Elasticsearch Crawling

Hello guys,

I was checking "Google" but I didn't find too much info about it, so any help would be greatly appreciated.
I was working with Google Search Appliance before but it was decommissioned, and Elastic seems to be the best option on the market right now.

I need to:

  • Crawl & index a number of websites (around 50)
  • Serve them as an XML to a web application

The current version of Elasticsearch does not have a crawler? I need to install something else?

I am using the Elastic Cloud in AWS.

Thank you!

*We will crawl only public websites, like Twitter accounts etc.

https://swiftype.com/ can do most of that!

3 Likes

Thanks Mark!
Swiftype is ok, but unfortunately we need to have more or less a real-time crawling (every 5 minutes) and their solution (the cheap one with <100$/month) offers only 1 crawling every 3 days or so.

I was checking now some other solutions like: 80legs.com and if I find something I will post here.

Can ElsticSearch be used for this type of live crawling, indexing & serving?

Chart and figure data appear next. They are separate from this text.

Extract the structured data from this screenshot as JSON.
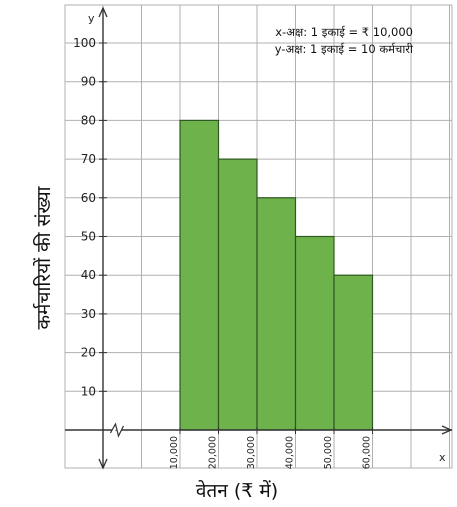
{
  "chart_data": {
    "type": "bar",
    "categories": [
      "10,000",
      "20,000",
      "30,000",
      "40,000",
      "50,000",
      "60,000"
    ],
    "bins": [
      {
        "from": 10000,
        "to": 20000,
        "value": 80
      },
      {
        "from": 20000,
        "to": 30000,
        "value": 70
      },
      {
        "from": 30000,
        "to": 40000,
        "value": 60
      },
      {
        "from": 40000,
        "to": 50000,
        "value": 50
      },
      {
        "from": 50000,
        "to": 60000,
        "value": 40
      }
    ],
    "x_tick_values": [
      10000,
      20000,
      30000,
      40000,
      50000,
      60000
    ],
    "x_tick_labels": [
      "10,000",
      "20,000",
      "30,000",
      "40,000",
      "50,000",
      "60,000"
    ],
    "y_tick_values": [
      10,
      20,
      30,
      40,
      50,
      60,
      70,
      80,
      90,
      100
    ],
    "y_tick_labels": [
      "10",
      "20",
      "30",
      "40",
      "50",
      "60",
      "70",
      "80",
      "90",
      "100"
    ],
    "xlabel": "वेतन (₹ में)",
    "ylabel": "कर्मचारियों की संख्या",
    "x_axis_letter": "x",
    "y_axis_letter": "y",
    "annotations": [
      "x-अक्ष: 1 इकाई = ₹ 10,000",
      "y-अक्ष: 1 इकाई = 10 कर्मचारी"
    ],
    "ylim": [
      0,
      100
    ],
    "xlim": [
      0,
      90000
    ],
    "x_axis_break": true,
    "grid": true,
    "bar_color": "#6db24b",
    "bar_edge_color": "#2e5a1f",
    "grid_color": "#b0b0b0",
    "axis_color": "#333333"
  }
}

Elasticsearch can be the backend for storing the data collected from crawlers, but it has no crawling capabilities.

1 Like

May be you can have a look at https://github.com/DigitalPebble/storm-crawler it has some integration with ES. (I haven't used it myself though.)

Regards,
Lukáš

1 Like

@warkolm Yes.. I was a bit shocked to see that there is no official crawler (at least on the Cloud version).
It's like selling only the engine and some other parts of a car :smile:, but you need to find the wheels by your own.

I guess I was too accustomed with the Google Search Appliance.

I will keep researching and post here whatever solution I find!

@lukas_vlcek Thanks! I will test it.

This topic was automatically closed 28 days after the last reply. New replies are no longer allowed.